His jaw works as if he’s proud of what I’ve done but disinclined to deviate from the point he dragged me out here to talk about. “You realize it’s not because of the list. It’s because of you. You embracing who you are. Playing with joy.”
His gaze drops to my wrist, where I’m fingering the tattoo.
It doesn’t feel like joy lately. But I don’t say that. “I want to play La Mer. That hasn’t changed.”
The warmth behind his eyes is banked. “Only thing that hasn’t.”
He rises and crosses to a hedge of bright-yellow flowers, pulls off a dead bloom, and tosses it away.
I want to ask why he left the way he did. If it was worth breaking up what we had.
But I’m afraid of the answers. If he says it was worthwhile, it’ll hurt all over again.
If he says it wasn’t… then what? We can’t go backward. I’ve started to build a future on my own terms, gigs around the world, even if they don’t satisfy the way I thought they would.
There’s no way I’d give this man a chance to break my heart again. I’ve done brave things in my life, and stupid ones. Inviting in a man who makes me feel as if I’ll never be as worthy as his vendetta would be the most foolish.
“You must have changed too,” I say.
“My parents were liars,” he says abruptly. “Building a legacy for them is moot.”
The hurt in his voice has my chest tightening. “What are you talking about?”
“After Tyler and Annie’s housewarming, I received a call from my investigator confirming my parents’ life was a lie. They weren’t trying to get out, Raegan.
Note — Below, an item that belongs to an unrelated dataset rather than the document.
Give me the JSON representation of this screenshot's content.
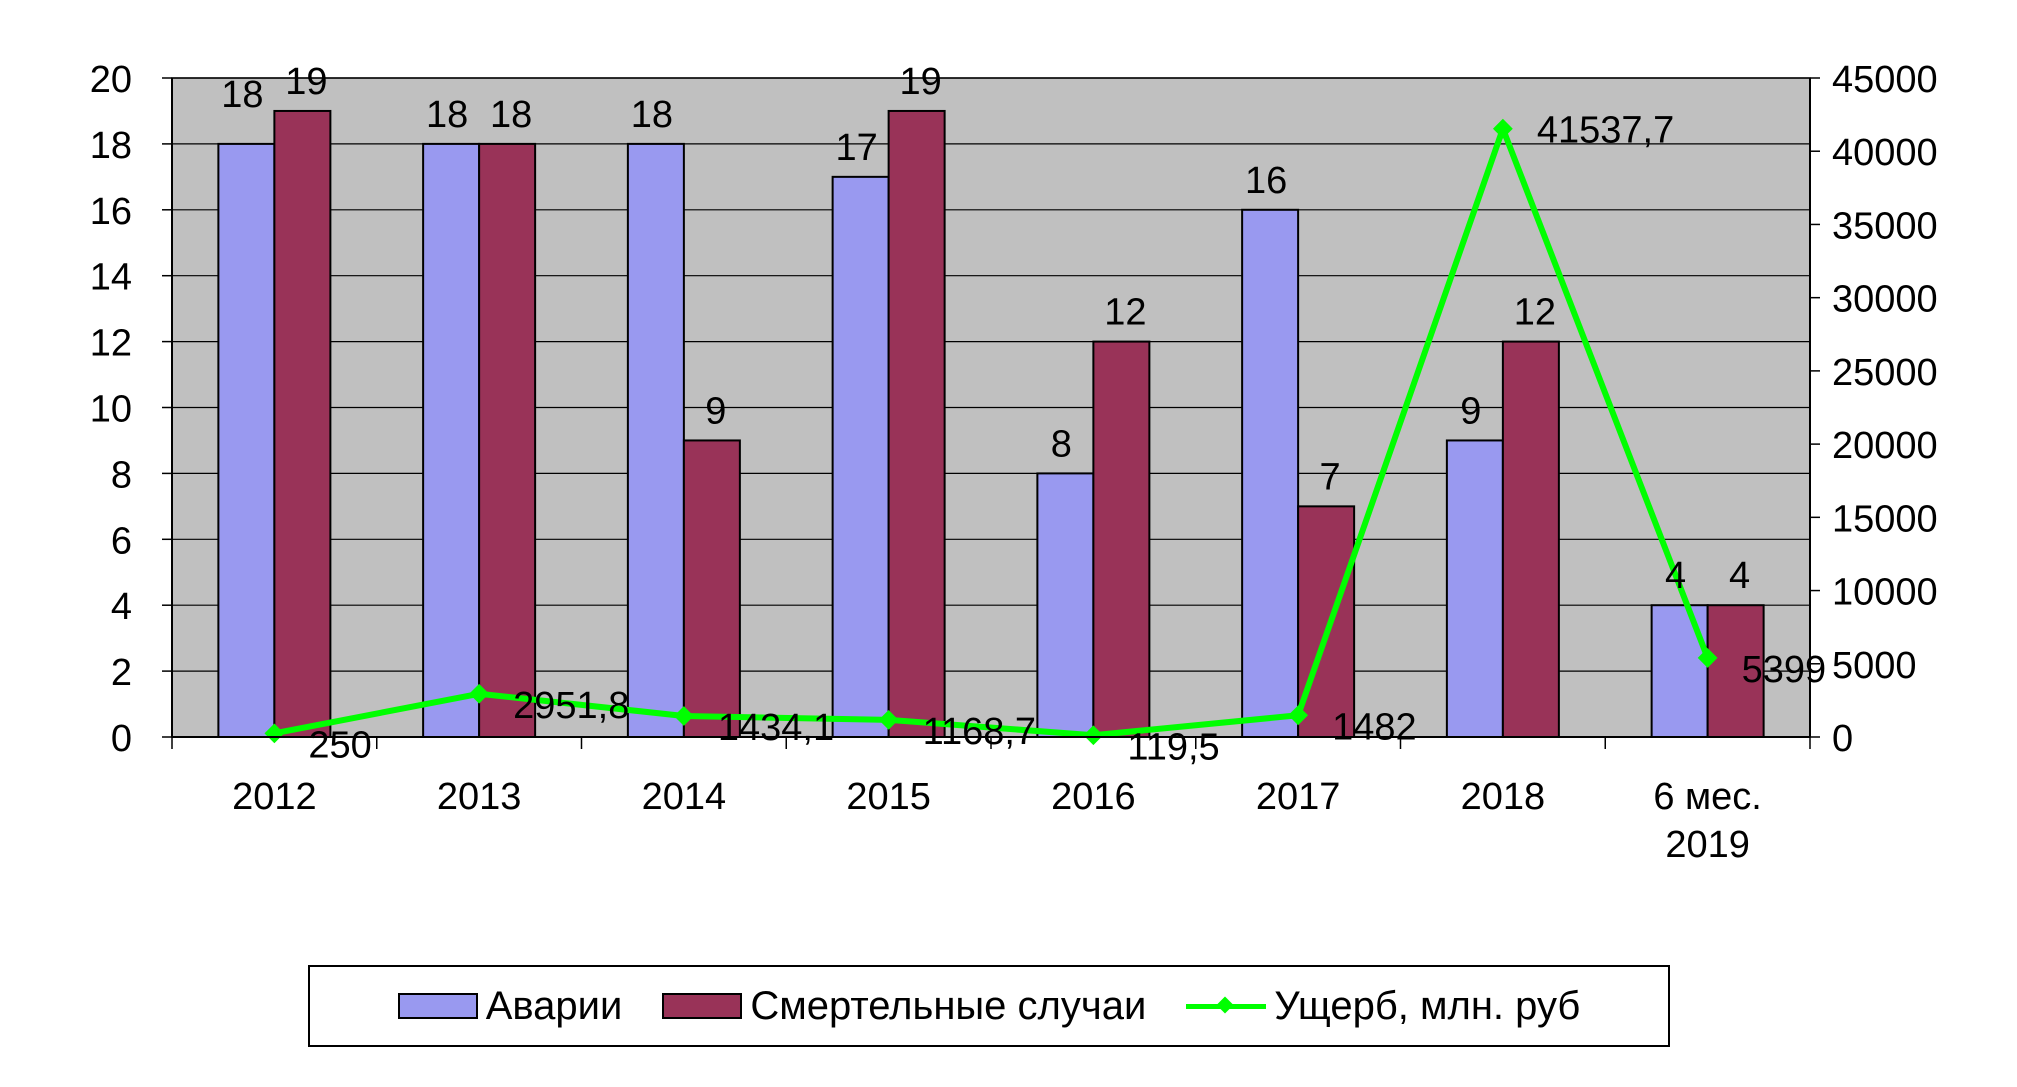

If Mischa or his parents killed them, it was to prove a point. For internal justice. Not because they were leaving.”
Horror washes over me. I close my fingers around my mug to avoid reaching for him. “You didn’t tell me.”
“Mischa burned down the club that night. I didn’t have a chance.”
I can only imagine what he was going through.
He spent his life trying to do penance for what he thought was his fault—that his parents were getting out of the Ivanov’s business on account of him and died trying. It must feel as if he never knew them. The anger he must have, the questions… None of which he’ll ever get a satisfying answer to.
Fuck. It’s not as if this changes everything, but I wish he’d told me.
“So, why continue trying to bury Ivanov?”
Harrison rubs a hand through his hair, looking the kind of rough-around-the-edges he rarely shows the world but shows me because of what we are. What we were.
“He’s already shaped my past. Not only through his actions, but indirectly, through who I thought my parents were. He’s had even more influence than he realizes. I won’t let him have my future.”